There is no shortage of reasons why women end up in jail. Women earn less, are responsible for more and are among the least well-protected people in the country. A recent article in Harper’s magazine (4/94) pointed out that a single mother is almost required to resort to illegal activity if she is to feed and clothe two children on the roughly $300 to $400 cash grant she gets per month from AFDC.
Yet some reporters still drag out the old tired feminist villain to explain the rise in female offenders. “Female Crime Rate Alarming, Law Officials Say; Drugs, Women’s Movement Called Factors in Arrests, Prosecutions”, an Arizona Republic headline announced (10/26/93). A Houston Chronicle report took a similar approach (5/10/92): “Some argue that the participation of women in crime parallels women’s entrance into previously male-dominated roles.”
The desperate stab at women’s rights activists would be funny if it didn’t mask a dangerous failure to investigate the reasons for women’s imprisonment. “Stereotypically, victims are female and criminals are male,” says Meda Chesney-Lind, director of Women’s Studies at the University of Hawaii at Manoa. There’s little comprehension of why women end up in jail, says Chesney-Lind, because “women offenders are basically media roadkill.”
It’s not that there aren’t newspaper stories on women in prison– well-informed reports crop up regularly. But when the discussion is national crime policy, women–consistent with the media’s notion that they are separate from the category of regular humans–fade away.
A cover story in U.S. News & World Report (1/17/94) painted a picture of U.S. crime in which perpetrators were basically men. Apart from an unidentified African-American “gangster girl” in a photo collage, the only female profiled in the piece was one of four women who abducted a 12-year-old and tortured her to death. The “ringleader” of the group was reported to be Melinda Loveless, who “allegedly wished to kill the child because of her closeness to Loveless’ lesbian lover.” Hardly a representative offense, the sensationalistic Loveless story did satisfy the media’s taste for the vicious killer dyke.
“The [crime] story in the press is as if women don’t exist,” said Brenda Smith of the National Women’s Law Center in Washington, D.C. And that’s not just a problem for women, who still make up only 5.7 percent of the prison population–it’s a problem for the policy debate.
In 1980, the Bureau of Justice counted 13,420 women in federal and state prison. At the end of 1992 that number stood at 50,409–a roughly 275 percent increase, compared to 160 percent for men. According to the FBI’s statistics, women weren’t landing in jail for their participation in violent crime: Women’s share of arrests for murder, aggravated assault, robbery, etc. had barely moved, from 10.0 to 11.3 percent, in the same period. What did increase was women’s incarceration for non-violent crime: shoplifting, check forgery, welfare fraud, substance abuse crimes and “possession for sale” of illegal drugs.
A large part of this increase has been triggered by mandatory sentencing guidelines, under which judges are required to impose minimum sentences for certain federal crimes (including both welfare fraud and drug offenses) without discretion.

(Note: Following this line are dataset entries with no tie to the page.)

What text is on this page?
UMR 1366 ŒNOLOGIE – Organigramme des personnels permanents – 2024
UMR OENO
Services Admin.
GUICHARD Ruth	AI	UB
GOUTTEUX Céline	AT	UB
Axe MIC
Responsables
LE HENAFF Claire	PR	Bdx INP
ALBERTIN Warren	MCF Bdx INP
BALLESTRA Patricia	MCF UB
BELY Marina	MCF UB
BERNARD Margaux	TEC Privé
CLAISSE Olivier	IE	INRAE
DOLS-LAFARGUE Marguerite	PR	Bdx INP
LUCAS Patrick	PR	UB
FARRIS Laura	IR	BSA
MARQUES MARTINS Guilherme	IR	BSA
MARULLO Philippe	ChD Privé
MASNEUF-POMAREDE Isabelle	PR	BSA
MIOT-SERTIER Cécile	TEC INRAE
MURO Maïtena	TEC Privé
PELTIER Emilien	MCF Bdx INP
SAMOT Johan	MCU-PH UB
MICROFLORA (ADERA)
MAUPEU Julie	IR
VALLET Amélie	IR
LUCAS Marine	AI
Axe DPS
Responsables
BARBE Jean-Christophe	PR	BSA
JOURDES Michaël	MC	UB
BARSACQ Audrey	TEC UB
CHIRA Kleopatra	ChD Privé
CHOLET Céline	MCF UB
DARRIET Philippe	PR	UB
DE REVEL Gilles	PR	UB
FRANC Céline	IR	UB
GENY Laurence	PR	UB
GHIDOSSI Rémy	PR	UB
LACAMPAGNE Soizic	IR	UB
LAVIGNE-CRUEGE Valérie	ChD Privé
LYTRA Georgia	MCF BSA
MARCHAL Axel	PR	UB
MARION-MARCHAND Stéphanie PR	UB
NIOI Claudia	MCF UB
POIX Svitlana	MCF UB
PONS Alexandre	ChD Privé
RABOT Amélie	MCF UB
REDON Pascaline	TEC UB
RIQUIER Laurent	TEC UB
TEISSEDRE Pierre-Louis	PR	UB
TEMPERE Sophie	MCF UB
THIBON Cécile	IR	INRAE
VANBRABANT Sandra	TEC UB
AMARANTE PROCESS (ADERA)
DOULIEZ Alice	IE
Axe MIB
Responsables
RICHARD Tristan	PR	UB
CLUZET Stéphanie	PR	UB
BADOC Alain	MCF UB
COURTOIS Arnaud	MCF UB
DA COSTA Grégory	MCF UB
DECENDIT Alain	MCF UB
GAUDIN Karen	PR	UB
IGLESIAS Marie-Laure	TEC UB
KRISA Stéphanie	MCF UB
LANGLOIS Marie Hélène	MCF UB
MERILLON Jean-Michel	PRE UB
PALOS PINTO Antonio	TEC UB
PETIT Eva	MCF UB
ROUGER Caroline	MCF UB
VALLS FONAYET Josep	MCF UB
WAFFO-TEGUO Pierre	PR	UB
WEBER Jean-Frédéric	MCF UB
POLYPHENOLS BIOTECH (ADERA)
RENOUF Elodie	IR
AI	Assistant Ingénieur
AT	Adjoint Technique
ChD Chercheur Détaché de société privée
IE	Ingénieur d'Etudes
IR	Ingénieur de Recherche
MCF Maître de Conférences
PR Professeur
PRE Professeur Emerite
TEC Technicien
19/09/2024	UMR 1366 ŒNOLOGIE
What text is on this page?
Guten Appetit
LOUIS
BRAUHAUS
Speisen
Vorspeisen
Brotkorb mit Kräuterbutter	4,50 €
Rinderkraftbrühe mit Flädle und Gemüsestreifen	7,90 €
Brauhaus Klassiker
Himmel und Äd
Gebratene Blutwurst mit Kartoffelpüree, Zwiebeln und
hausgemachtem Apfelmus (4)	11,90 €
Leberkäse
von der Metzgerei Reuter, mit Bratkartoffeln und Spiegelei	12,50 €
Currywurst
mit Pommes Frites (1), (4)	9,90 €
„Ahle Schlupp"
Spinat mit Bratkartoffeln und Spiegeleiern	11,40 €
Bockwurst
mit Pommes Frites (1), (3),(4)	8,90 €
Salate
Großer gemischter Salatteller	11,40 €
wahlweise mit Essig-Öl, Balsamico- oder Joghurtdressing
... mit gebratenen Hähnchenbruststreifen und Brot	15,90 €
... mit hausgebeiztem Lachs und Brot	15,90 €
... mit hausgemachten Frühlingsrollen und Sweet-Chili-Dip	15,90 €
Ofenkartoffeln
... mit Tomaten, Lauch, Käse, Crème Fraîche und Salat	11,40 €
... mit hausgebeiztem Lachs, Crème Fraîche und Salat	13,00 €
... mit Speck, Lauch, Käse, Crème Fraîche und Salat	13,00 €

“Women offenders are being incarcerated where, previously, they would have been given different types of community-based sentences such as half-way houses or supervised probation,” Judge Gladys Kessler of the National Association of Women Judges told the Senate Judiciary Committee last June. Thrown into jail for their work at the lowest, most easily arrested rung of the drug crime business, the majority of these women, said Kessler, are “precisely the kind of offender who is usually an ideal candidate for community placement.”
A 1990 study by the American Correctional Association indicates that these women are overwhelmingly young, poor, women of color (57 percent) and mothers of children (75 percent). Female offenders are largely women who ran away from home; about a quarter have attempted suicide; more than half have been abused physically–and 36 percent sexually. Twenty-two percent had been unemployed in the three years before they went to prison. They’re in the same world as their brothers, only more so; unlike their brothers, the mainstream media don’t consider them part of the picture.
“What happens to the children of the incarcerated mothers?” Judge Kessler asked the Senate. What happens to the women? Dubbed “getting tough” in the press and by the politicians, mandatory sentencing remains a common plank in both the Senate and House Crime Bills, perhaps aided by scant coverage of the very people the policy has been proportionately toughest on.